Perempuan itu masih tetap bekerja melayani para pembeli. Tak sedikit pun terlihat rona lelah apalagi keluh. Nampaknya lelah dan keluh tak ia simpan dalam kosa kata kehidupannya. Meski ia berjualan, untung rugi tak pernah singgah di pikirannya. Baginya berjualan bukanlah arena bisnis untuk meraup untung. Arena itu ia gunakan untuk bertegur sapa dan bercengkrama dengan sesama. Dari logika ekonomi, sungguh perilaku itu sangat keliru. Bahkan tolol. Tapi dari logika sosial, …ah menjadi takjub aku dibuatnya.

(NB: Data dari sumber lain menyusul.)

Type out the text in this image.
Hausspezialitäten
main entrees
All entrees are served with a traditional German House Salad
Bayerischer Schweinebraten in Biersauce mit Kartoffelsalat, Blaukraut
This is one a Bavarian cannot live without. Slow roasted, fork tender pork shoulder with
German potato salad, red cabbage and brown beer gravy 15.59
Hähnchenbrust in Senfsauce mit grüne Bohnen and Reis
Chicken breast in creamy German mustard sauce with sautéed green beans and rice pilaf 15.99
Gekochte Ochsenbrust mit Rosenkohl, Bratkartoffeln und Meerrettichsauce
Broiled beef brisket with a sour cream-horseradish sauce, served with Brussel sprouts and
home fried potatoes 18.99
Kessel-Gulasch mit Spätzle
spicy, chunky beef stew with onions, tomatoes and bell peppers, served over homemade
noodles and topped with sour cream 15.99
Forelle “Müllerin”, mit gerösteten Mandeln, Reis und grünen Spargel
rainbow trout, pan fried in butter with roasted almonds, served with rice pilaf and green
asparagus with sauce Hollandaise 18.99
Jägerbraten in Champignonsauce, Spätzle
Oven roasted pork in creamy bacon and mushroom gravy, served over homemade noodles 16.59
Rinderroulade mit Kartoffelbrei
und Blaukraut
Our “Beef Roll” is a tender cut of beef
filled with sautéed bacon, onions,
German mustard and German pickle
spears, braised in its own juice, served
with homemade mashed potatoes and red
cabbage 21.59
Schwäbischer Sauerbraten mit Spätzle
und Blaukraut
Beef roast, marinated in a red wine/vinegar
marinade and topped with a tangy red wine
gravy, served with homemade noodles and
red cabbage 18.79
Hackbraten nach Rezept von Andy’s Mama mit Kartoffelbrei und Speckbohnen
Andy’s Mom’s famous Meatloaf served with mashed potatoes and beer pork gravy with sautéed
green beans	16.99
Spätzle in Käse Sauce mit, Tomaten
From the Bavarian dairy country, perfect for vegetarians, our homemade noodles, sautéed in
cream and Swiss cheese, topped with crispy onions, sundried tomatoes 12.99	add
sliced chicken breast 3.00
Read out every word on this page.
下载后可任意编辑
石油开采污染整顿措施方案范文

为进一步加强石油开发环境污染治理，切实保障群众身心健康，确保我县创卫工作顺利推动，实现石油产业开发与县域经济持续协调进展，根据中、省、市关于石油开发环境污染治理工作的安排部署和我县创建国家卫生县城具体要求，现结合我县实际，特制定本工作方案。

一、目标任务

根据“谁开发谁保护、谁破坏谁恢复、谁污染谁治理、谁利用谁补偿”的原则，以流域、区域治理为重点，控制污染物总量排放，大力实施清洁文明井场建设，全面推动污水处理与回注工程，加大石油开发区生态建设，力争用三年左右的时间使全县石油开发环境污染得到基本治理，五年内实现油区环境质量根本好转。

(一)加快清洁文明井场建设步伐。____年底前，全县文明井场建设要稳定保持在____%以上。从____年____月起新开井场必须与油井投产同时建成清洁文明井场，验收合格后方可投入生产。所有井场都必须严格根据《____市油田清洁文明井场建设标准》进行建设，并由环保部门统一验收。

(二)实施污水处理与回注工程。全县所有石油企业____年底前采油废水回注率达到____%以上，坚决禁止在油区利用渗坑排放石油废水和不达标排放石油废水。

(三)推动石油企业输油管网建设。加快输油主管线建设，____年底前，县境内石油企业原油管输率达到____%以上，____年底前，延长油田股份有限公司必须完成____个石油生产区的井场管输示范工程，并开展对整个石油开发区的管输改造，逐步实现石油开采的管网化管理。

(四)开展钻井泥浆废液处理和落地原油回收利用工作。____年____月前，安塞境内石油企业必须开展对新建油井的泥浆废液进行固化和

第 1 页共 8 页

Perempuan itu tidaklah pintar. Sekolah yang ia kenyam hanyalah sampai tingkat SR (Sekolah Rakyat). Itu pun tidak ia tuntaskan. Sangat sedikit ia tahu tentang sesuatu. Tetapi ia pandai membuat orang lain lancar dalam urusannya meski untuk itu ia harus mengeluarkan energi dan materi. Tak pernah ia meminta balas. Harap memang ada. Tapi nampaknya ia bukanlah tujuan utama. Baginya, hadir dan mengalir bersama orang lain menjadi kenikmatan dalam ukurannya sendiri. Ia memang memiliki rumus hidup yang tak dapat ditiru dan dilakukan orang lain.

Perempuan itu sangatlah perkasa dalam arti sesungguhnya. Suaminya sudah meninggal dunia dan ia semakin perkasa. Ia begitu banggga dan mencintai suaminya justru ketika kekasihnya itu meninggalkannya untuk selama-lamanya. Seolah-olah apa yang pernah diucapkan diucapkan suaminya dulu ia tempat sebagai sabda pandhita ratu. Tetapi apakah dengan terus-menerus mengikuti titah sang kekasih ia tak lagi mandiri? Ternyata tidak. Ia ternyata mampu menempatkan titah itu sebagai pelajaran bukan perintah. Ia dapatkan pengetahuan itu tidak dari mana-mana, melainkan dari pengalaman hidup bersama dengan sang kekasih. Ah..sungguh ia telah mentransformasikan pengalamannya menjadi pengetahuan. Ia sungguh telah menjelma menjadi manusia dewasa. Ia seolah mengajari dengan cara berbeda bahwa kedewasaan tidaklah sama dengan bertambahnya umur. Setiap orang tumbuh dan bertambah umur. Tapi bukan berarti dewasa kalau tidak mentransformasikan pengalaman menjadi pengetahuan. Ia hanya berhenti menjadi sosok anak-anak yang bertubuh bongsor. Ajaib!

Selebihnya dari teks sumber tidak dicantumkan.